Though more research is needed, Van Dongen said the study shows that these disrupted rhythms can be seen in as little as three days, which suggests early intervention to prevent diabetes and obesity is possible. Such intervention could also help lower the risk of heart disease and stroke, which is elevated in night shift workers as well.

Published in the Journal of Proteome Research, the study involved a controlled laboratory experiment with volunteers who were put on simulated night or day shift schedules for three days. Following their last shift, participants were kept awake for 24 hours under constant conditions—lighting, temperature, posture and food intake—to measure their internal biological rhythms without interference from outside influences. 

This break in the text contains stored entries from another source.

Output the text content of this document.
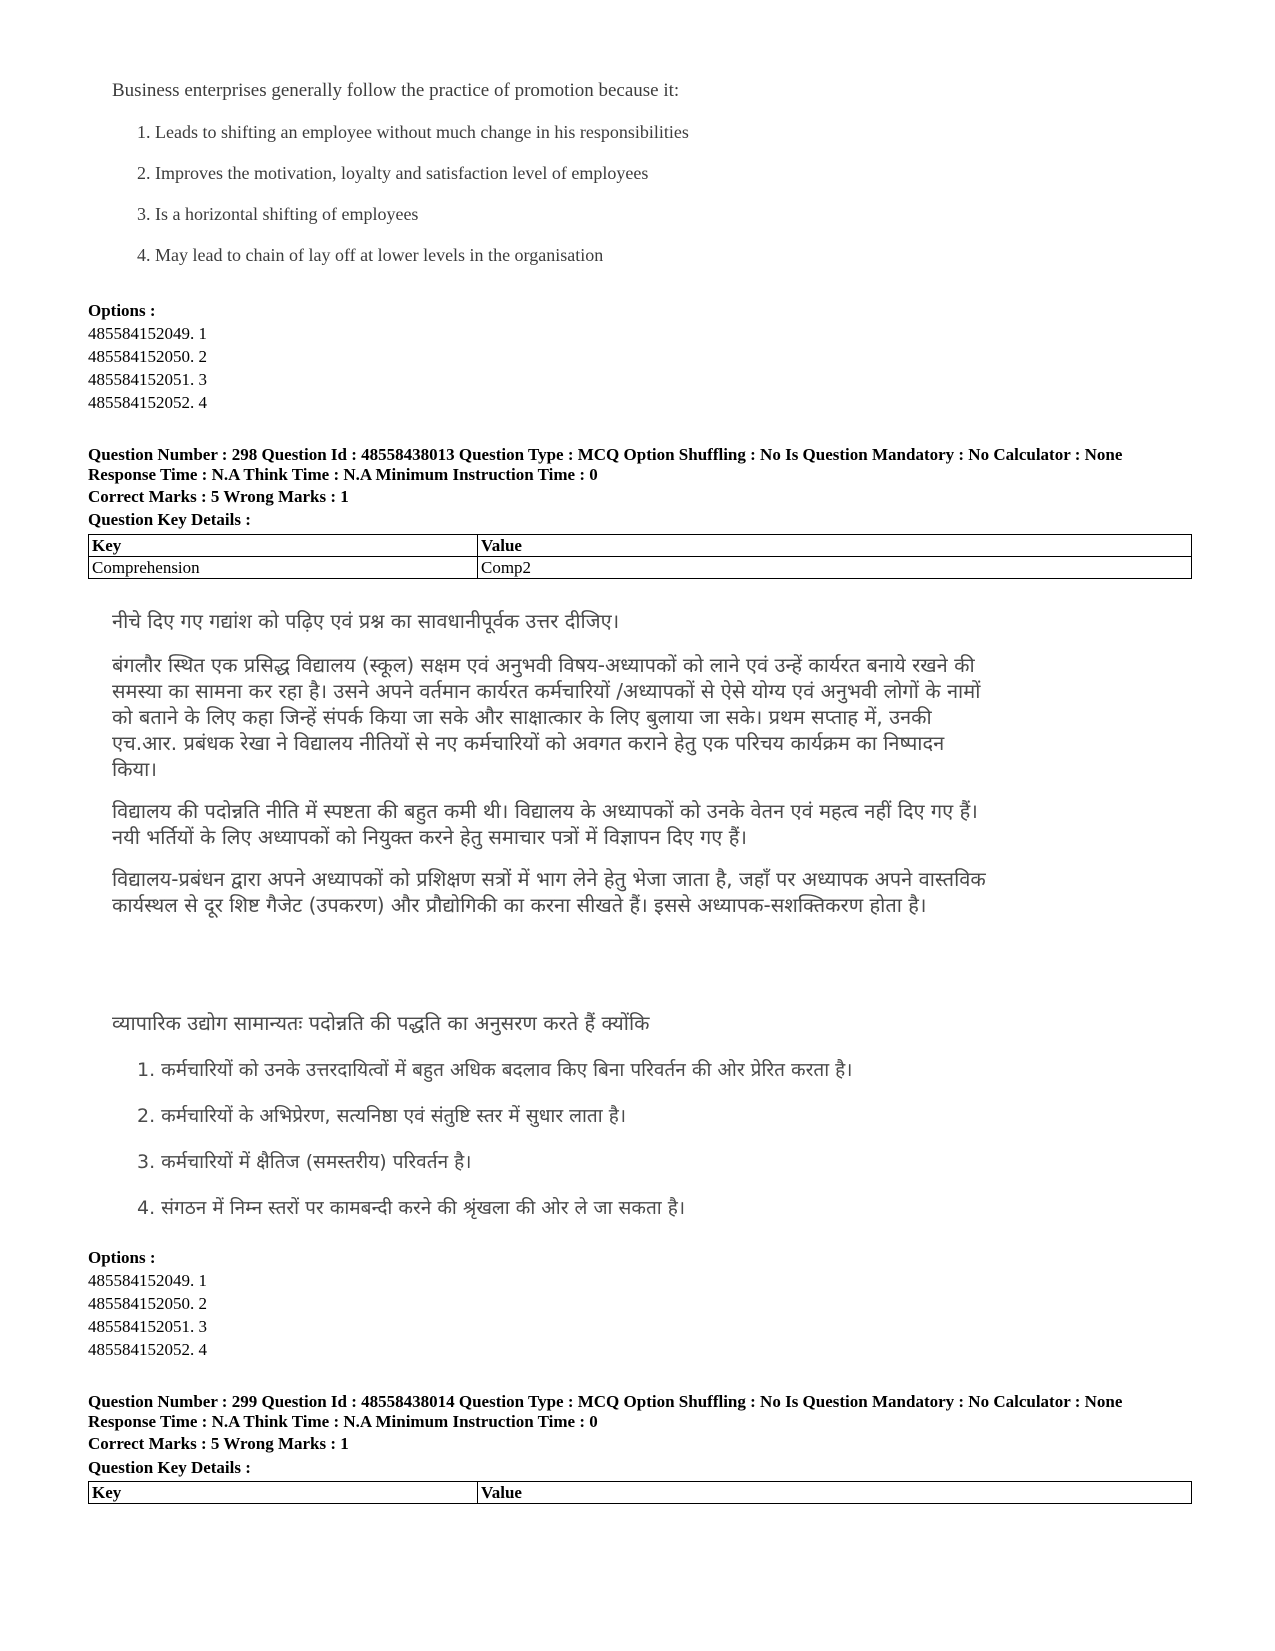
Business enterprises generally follow the practice of promotion because it:
1. Leads to shifting an employee without much change in his responsibilities
2. Improves the motivation, loyalty and satisfaction level of employees
3. Is a horizontal shifting of employees
4. May lead to chain of lay off at lower levels in the organisation
Options :
485584152049. 1
485584152050. 2
485584152051. 3
485584152052. 4
Question Number : 298 Question Id : 48558438013 Question Type : MCQ Option Shuffling : No Is Question Mandatory : No Calculator : None
Response Time : N.A Think Time : N.A Minimum Instruction Time : 0
Correct Marks : 5 Wrong Marks : 1
Question Key Details :
Key	Value
Comprehension	Comp2
नीचे दिए गए गद्यांश को पढ़िए एवं प्रश्न का सावधानीपूर्वक उत्तर दीजिए।
बंगलौर स्थित एक प्रसिद्ध विद्यालय (स्कूल) सक्षम एवं अनुभवी विषय-अध्यापकों को लाने एवं उन्हें कार्यरत बनाये रखने की समस्या का सामना कर रहा है। उसने अपने वर्तमान कार्यरत कर्मचारियों /अध्यापकों से ऐसे योग्य एवं अनुभवी लोगों के नामों को बताने के लिए कहा जिन्हें संपर्क किया जा सके और साक्षात्कार के लिए बुलाया जा सके। प्रथम सप्ताह में, उनकी एच.आर. प्रबंधक रेखा ने विद्यालय नीतियों से नए कर्मचारियों को अवगत कराने हेतु एक परिचय कार्यक्रम का निष्पादन किया।
विद्यालय की पदोन्नति नीति में स्पष्टता की बहुत कमी थी। विद्यालय के अध्यापकों को उनके वेतन एवं महत्व नहीं दिए गए हैं। नयी भर्तियों के लिए अध्यापकों को नियुक्त करने हेतु समाचार पत्रों में विज्ञापन दिए गए हैं।
विद्यालय-प्रबंधन द्वारा अपने अध्यापकों को प्रशिक्षण सत्रों में भाग लेने हेतु भेजा जाता है, जहाँ पर अध्यापक अपने वास्तविक कार्यस्थल से दूर शिष्ट गैजेट (उपकरण) और प्रौद्योगिकी का करना सीखते हैं। इससे अध्यापक-सशक्तिकरण होता है।
व्यापारिक उद्योग सामान्यतः पदोन्नति की पद्धति का अनुसरण करते हैं क्योंकि
1. कर्मचारियों को उनके उत्तरदायित्वों में बहुत अधिक बदलाव किए बिना परिवर्तन की ओर प्रेरित करता है।
2. कर्मचारियों के अभिप्रेरण, सत्यनिष्ठा एवं संतुष्टि स्तर में सुधार लाता है।
3. कर्मचारियों में क्षैतिज (समस्तरीय) परिवर्तन है।
4. संगठन में निम्न स्तरों पर कामबन्दी करने की श्रृंखला की ओर ले जा सकता है।
Options :
485584152049. 1
485584152050. 2
485584152051. 3
485584152052. 4
Question Number : 299 Question Id : 48558438014 Question Type : MCQ Option Shuffling : No Is Question Mandatory : No Calculator : None
Response Time : N.A Think Time : N.A Minimum Instruction Time : 0
Correct Marks : 5 Wrong Marks : 1
Question Key Details :
Key	Value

Blood samples drawn at regular intervals throughout the 24-hour period were analyzed to identify proteins present in blood-based immune system cells. Some proteins had rhythms closely tied to the master biological clock, which keeps the body on a 24-hour rhythm. The master clock is resilient to altered shift schedules, so these protein rhythms didn’t change much in response to the night shift schedule.

However, most other proteins had rhythms that changed substantially in night shift participants compared to the day shift participants.

Looking more closely at proteins involved in glucose regulation, the researchers observed a nearly complete reversal of glucose rhythms in night shift participants. They also found that processes involved in insulin production and sensitivity, which normally work together to keep glucose levels within a healthy range, were no longer synchronized in night shift participants.

The researchers said this effect could be caused by the regulation of insulin trying to undo the glucose changes triggered by the night shift schedule. They said this may be a healthy response in the moment, as altered glucose levels may damage cells and organs, but could be problematic in the long run.

“What we showed is that we can really see a difference in molecular patterns between volunteers with normal schedules and those with schedules that are misaligned with their biological clock,” said Jason McDermott, a computational scientist with PNNL’s Biological Sciences Division. “The effects of this misalignment had not yet been characterized at this molecular level and in this controlled manner before.”

The researchers’ next step will be to study real-world workers to determine whether night shifts cause similar protein changes in long-term shift workers.